# YOU are my friend !!



## youngdon (Mar 10, 2010)

Friendship ~ None of that Sissy Crap

Are you tired of those sissy 'friendship' poems that always sound good, but never actually come close to reality?

Well, here is a series of promises that actually speak of true friendship.

You will see no cute little smiley faces on this ~ Just the stone cold truth of our great friendship.

1.. When you are sad ~ I will help you get drunk and plot revenge against the sorry bastard who made you sad.

2. When you are blue ~ I will try to dislodge whatever is choking you.

3. When you smile ~ I will know you are thinking of something that I would probably want to be involved in.

4. When you are scared ~ I will rag on you about it every chance I get until you're NOT.

5. When you are worried ~ I will tell you horrible stories about how much worse it could be until you quit whining.

6. When you are confused ~ I will try to use only little words.

7. When you are sick ~ Stay the [beeep] away from me until you are well again. I don't want whatever you have.

8. When you fall ~ I will laugh at your clumsy a**, but I'll help you up.

9. This is my oath ~ I pledge it to the end. 'Why?' you may ask ~ because you are my friend.

Friendship is like peeing your pants, everyone can see it, but only you
can feel the true warmth.


----------



## Mattuk (Oct 16, 2010)

Oh thats nice Don, from the heart!


----------



## ReidRH (Feb 1, 2010)

LMAO YD I Love It!! SO I will Validate your Sick Sense of Humor Again!! Words to Live By!! ROTFKUMHLMFHO!!


----------



## youngdon (Mar 10, 2010)

Rollingonthefloorkickingupmyheelslaughingmyfreekinheadoff??


----------



## bar-d (Feb 3, 2010)

Words to live by Don.


----------



## HowlinRed (Feb 3, 2011)

How true.
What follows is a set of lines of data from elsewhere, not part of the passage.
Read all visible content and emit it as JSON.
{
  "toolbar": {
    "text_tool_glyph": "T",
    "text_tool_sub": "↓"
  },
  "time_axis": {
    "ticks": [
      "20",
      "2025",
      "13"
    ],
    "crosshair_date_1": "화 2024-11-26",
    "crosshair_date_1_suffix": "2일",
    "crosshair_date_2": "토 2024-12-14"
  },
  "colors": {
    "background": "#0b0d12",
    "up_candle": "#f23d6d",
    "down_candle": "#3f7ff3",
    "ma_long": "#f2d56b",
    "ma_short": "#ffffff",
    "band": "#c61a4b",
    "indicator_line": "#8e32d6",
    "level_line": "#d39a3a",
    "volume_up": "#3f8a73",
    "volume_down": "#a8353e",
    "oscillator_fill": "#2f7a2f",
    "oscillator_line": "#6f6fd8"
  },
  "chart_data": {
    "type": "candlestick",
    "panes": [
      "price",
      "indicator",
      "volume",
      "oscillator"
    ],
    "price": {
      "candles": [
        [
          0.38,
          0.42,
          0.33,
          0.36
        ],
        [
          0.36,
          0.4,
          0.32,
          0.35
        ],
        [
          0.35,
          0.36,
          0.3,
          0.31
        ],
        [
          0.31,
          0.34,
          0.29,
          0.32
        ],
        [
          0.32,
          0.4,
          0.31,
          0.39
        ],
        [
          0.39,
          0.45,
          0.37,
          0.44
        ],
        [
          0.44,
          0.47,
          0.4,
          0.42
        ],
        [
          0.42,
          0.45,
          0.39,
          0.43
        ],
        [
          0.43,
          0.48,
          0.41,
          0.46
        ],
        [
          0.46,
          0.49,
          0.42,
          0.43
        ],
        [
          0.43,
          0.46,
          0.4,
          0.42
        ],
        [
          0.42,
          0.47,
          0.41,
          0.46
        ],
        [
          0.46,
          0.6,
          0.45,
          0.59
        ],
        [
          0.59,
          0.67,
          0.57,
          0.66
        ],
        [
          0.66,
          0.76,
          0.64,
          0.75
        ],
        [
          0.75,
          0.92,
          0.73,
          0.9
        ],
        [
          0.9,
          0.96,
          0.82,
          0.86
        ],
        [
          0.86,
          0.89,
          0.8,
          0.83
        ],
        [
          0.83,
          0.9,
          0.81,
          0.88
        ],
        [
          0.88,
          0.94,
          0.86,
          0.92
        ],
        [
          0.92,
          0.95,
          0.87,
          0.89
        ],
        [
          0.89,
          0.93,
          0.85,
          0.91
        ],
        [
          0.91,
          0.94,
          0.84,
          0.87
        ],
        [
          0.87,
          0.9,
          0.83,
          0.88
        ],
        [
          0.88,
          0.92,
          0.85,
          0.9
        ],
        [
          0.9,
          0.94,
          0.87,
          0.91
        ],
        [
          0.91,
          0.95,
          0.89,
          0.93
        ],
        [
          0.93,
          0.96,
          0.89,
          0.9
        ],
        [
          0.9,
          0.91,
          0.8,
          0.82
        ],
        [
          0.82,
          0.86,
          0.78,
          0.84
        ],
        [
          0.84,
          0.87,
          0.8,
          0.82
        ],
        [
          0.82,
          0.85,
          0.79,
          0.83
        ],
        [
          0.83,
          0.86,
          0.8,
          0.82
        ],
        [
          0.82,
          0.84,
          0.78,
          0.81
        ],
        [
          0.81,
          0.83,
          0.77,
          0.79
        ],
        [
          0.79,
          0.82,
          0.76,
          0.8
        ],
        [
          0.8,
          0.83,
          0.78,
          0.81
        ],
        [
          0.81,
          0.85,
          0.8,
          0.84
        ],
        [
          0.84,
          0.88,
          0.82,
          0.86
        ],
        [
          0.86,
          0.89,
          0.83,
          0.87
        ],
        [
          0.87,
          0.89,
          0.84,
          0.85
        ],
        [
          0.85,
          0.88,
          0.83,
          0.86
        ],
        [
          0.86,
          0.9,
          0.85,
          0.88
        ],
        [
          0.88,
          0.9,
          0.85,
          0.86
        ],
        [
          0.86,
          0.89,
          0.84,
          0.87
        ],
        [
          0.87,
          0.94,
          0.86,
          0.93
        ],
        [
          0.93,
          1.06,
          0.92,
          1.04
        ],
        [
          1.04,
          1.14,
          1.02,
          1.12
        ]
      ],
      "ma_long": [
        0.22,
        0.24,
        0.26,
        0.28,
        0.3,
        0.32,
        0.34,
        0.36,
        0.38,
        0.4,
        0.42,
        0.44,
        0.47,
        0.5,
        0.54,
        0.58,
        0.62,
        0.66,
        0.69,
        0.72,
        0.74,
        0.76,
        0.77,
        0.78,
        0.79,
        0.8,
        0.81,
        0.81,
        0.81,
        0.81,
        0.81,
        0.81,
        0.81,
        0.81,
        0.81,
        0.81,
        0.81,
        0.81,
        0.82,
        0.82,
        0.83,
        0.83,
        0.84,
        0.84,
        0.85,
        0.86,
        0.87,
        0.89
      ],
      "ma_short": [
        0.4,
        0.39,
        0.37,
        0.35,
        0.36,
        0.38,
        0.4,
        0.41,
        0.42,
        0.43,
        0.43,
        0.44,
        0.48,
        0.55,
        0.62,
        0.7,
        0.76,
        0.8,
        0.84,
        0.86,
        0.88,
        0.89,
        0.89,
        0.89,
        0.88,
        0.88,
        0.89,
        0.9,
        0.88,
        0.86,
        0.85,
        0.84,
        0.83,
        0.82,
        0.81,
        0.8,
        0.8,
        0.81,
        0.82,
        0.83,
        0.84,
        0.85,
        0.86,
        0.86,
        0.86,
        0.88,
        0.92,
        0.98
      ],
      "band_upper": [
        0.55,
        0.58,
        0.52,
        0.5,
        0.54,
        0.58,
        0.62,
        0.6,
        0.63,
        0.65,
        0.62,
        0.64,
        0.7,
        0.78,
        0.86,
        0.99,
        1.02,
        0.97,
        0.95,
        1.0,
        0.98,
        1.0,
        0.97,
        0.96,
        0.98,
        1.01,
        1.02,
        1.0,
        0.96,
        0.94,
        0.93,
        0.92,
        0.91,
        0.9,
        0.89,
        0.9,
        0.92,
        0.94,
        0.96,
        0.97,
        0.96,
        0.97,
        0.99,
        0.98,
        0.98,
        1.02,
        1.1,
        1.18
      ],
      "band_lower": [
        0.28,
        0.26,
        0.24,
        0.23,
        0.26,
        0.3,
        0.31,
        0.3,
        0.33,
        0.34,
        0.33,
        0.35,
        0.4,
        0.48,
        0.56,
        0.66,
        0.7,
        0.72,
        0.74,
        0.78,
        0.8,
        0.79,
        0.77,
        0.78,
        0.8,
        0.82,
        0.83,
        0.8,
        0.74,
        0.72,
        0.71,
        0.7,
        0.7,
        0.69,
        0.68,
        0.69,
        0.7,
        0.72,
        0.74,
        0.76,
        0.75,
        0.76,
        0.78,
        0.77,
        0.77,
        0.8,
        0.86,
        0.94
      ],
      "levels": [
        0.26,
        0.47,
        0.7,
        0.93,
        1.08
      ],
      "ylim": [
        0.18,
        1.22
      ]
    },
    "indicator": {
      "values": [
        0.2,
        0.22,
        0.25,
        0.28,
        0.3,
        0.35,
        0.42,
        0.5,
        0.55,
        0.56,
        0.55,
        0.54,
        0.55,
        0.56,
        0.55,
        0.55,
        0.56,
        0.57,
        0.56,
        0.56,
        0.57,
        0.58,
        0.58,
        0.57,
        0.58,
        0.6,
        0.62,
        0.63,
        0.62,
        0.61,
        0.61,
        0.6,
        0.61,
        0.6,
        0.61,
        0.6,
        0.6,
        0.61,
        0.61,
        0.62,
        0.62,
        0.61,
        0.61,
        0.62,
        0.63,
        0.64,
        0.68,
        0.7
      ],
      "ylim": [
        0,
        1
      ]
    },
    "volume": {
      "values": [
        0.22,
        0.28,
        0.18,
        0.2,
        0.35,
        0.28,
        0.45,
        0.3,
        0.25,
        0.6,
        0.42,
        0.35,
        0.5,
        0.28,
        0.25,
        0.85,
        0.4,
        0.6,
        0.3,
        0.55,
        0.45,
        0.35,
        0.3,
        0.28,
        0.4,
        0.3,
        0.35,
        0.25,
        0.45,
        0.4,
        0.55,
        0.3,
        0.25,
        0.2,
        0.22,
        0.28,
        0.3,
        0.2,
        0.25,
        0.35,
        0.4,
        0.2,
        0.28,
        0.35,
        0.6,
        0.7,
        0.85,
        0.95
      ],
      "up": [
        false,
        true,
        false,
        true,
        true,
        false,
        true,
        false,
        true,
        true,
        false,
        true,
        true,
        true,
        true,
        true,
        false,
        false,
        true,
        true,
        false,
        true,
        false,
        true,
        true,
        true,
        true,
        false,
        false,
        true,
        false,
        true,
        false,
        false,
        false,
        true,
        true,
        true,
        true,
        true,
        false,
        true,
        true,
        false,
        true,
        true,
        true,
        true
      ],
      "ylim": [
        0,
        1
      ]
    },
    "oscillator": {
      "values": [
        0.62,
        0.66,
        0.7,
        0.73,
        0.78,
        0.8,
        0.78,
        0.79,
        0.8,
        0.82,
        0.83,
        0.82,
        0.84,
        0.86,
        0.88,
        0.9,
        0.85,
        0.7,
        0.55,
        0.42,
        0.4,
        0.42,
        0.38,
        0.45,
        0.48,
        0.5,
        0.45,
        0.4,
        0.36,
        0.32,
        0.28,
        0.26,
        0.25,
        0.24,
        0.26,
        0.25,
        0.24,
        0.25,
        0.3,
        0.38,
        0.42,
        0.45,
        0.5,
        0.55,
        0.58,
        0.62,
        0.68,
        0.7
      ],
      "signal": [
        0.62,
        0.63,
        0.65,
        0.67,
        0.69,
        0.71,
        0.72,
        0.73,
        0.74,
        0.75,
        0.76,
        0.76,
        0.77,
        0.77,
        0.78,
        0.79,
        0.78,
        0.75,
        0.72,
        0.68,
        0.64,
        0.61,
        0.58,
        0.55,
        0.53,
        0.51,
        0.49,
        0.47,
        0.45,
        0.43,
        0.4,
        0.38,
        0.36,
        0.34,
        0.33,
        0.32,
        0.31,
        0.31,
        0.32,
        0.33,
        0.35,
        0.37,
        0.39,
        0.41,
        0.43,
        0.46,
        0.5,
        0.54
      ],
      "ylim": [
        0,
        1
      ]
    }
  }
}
I grew up with a guy and this is darn near how we treat each other to this day. If you are lucky enough to meet a person like this they truly are a friend.


----------



## On a call (Mar 3, 2010)

You must be friends to most of the guys here Don....you do most those things for all of us.


----------



## youngdon (Mar 10, 2010)

On a call said:


> You must be friends to most of the guys here Don....you do most those things for all of us.


That makes me feel the warmth Brian.......Oh wait...I just peed my pants.


----------



## On a call (Mar 3, 2010)

youngdon said:


> That makes me feel the warmth Brian.......Oh wait...I just peed my pants.


I call in rule # 7


----------



## youngdon (Mar 10, 2010)

Are you sick??

Physically or mentally?


----------



## On a call (Mar 3, 2010)

I was just thinking if you peed your pants...you can stay away till you get changed


----------